La prostitución fue considerada, en cierta medida, por la sociedad de los tiempos modernos como una protectora de la institución matrimonial. La prostituta, en este sentido, ejercía una función social encaminada a mantener el orden de la sociedad en cuanto que satisfacía las necesidades carnales de los numerosos célibes que vivieron en dicho período histórico. Ellas actuaban como salvaguardia de la integridad moral de las restantes mujeres; su oficio hacía menos frecuentes la violación y el rapto, y por ello, aunque no aceptadas plenamente, se las toleraba como un mal necesario que permitía a los ciudadanos una convivencia más pacífica.

Las mujeres públicas eran agrupadas en un barrio concreto de la ciudad, llamado mancebería o burdel, cuyo funcionamiento era controlado por las autoridades civiles. En él las prostitutas debían vivir obligatoriamente, y no podían salir del recinto marcado por los miembros del concejo de cada ciudad para ejercer su trabajo. Asimismo, estas mujeres debían vestir de un modo concreto, poseer licencia de la justicia, someterse a la revisión periódica del médico nombrado para este fin y abstenerse del comercio carnal los días de fiestas antes de misa mayor y durante la Cuaresma y Navidad, períodos en los que eran recogidas en instituciones religiosas donde se intentaba por todos los medios encaminarlas por el sendero de la vida honesta.

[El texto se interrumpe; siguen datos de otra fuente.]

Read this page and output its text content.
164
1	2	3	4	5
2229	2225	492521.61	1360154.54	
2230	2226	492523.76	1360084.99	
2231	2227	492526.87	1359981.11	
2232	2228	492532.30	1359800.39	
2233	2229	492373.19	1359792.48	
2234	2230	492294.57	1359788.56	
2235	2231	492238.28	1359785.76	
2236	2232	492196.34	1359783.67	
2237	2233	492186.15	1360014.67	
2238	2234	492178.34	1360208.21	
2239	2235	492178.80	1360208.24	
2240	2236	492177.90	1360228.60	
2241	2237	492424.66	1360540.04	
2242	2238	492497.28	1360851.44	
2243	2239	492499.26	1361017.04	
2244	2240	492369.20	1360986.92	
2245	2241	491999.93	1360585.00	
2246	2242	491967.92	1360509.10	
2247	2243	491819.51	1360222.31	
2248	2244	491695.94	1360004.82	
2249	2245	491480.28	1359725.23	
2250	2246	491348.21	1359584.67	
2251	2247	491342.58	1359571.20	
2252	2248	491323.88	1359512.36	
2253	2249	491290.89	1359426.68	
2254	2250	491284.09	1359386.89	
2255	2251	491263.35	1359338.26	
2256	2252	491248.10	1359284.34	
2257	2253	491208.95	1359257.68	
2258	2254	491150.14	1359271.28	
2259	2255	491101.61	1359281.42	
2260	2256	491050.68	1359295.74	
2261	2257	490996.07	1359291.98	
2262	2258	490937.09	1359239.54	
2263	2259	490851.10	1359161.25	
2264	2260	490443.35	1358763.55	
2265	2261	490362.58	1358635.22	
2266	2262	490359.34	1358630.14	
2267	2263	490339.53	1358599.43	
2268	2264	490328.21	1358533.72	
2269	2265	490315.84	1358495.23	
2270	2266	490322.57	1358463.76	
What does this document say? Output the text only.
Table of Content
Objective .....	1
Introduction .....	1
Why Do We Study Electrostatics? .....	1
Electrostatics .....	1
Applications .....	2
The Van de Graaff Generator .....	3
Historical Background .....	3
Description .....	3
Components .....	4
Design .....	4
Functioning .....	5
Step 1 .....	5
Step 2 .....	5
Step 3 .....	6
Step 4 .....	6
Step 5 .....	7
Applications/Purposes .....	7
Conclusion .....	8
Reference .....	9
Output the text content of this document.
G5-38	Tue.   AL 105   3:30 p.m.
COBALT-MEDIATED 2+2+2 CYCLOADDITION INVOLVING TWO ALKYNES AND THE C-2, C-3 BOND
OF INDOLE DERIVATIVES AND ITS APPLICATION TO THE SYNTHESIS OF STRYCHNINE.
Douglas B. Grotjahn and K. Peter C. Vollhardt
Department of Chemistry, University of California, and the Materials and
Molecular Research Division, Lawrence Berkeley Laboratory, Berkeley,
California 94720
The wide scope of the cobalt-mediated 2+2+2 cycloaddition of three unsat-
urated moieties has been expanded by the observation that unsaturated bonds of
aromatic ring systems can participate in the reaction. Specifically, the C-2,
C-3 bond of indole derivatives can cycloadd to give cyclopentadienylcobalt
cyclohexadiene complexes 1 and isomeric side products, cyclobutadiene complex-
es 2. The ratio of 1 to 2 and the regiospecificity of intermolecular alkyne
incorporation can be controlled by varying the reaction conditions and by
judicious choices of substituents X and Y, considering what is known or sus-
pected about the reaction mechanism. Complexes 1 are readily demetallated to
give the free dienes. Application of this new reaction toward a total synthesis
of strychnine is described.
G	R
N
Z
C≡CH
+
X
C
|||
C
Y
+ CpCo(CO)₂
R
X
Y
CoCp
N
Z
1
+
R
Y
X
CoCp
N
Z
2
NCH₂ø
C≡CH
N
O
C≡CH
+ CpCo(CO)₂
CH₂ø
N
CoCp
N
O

Las noticias que tenemos sobre el ejercicio de la prostitución en el ámbito geográfico estudiado son escasas, aunque ilustrativas de cómo las profesionales del amor también existían en la Extremadura del siglo XVII. La mayoría de los pueblos debían contar con sus prostitutas, y en casos de carecer de ellas se recurría a las mujeres públicas que habitaban en un lugar cercano. Los jóvenes de Deleitosa visitaban a las prostitutas de las chozas de Guadalupe, quienes debían prestar sus servicios a todos los comarcanos del lugar. Coria por el contrario, disponía de sus propias profesionales, que posiblemente reclutaban a sus clientes en las tabernas situadas en la denominada Calle de los Mesones. Cilleros tenía al menos que sepamos una alcahueta llamada Francisca Marín, quien se dedicaba a comerciar con el cuerpo de su hija María Gómez. Ella buscaba a los clientes y, previo pago del precio convenido, los conducía a su casa donde estaba esperando su hija. Un testigo, al declarar en el proceso incoado contra esta mujer cacereña, nos relata los pasos que los cilleranos debían de dar para disfrutar de los amores de María Gómez.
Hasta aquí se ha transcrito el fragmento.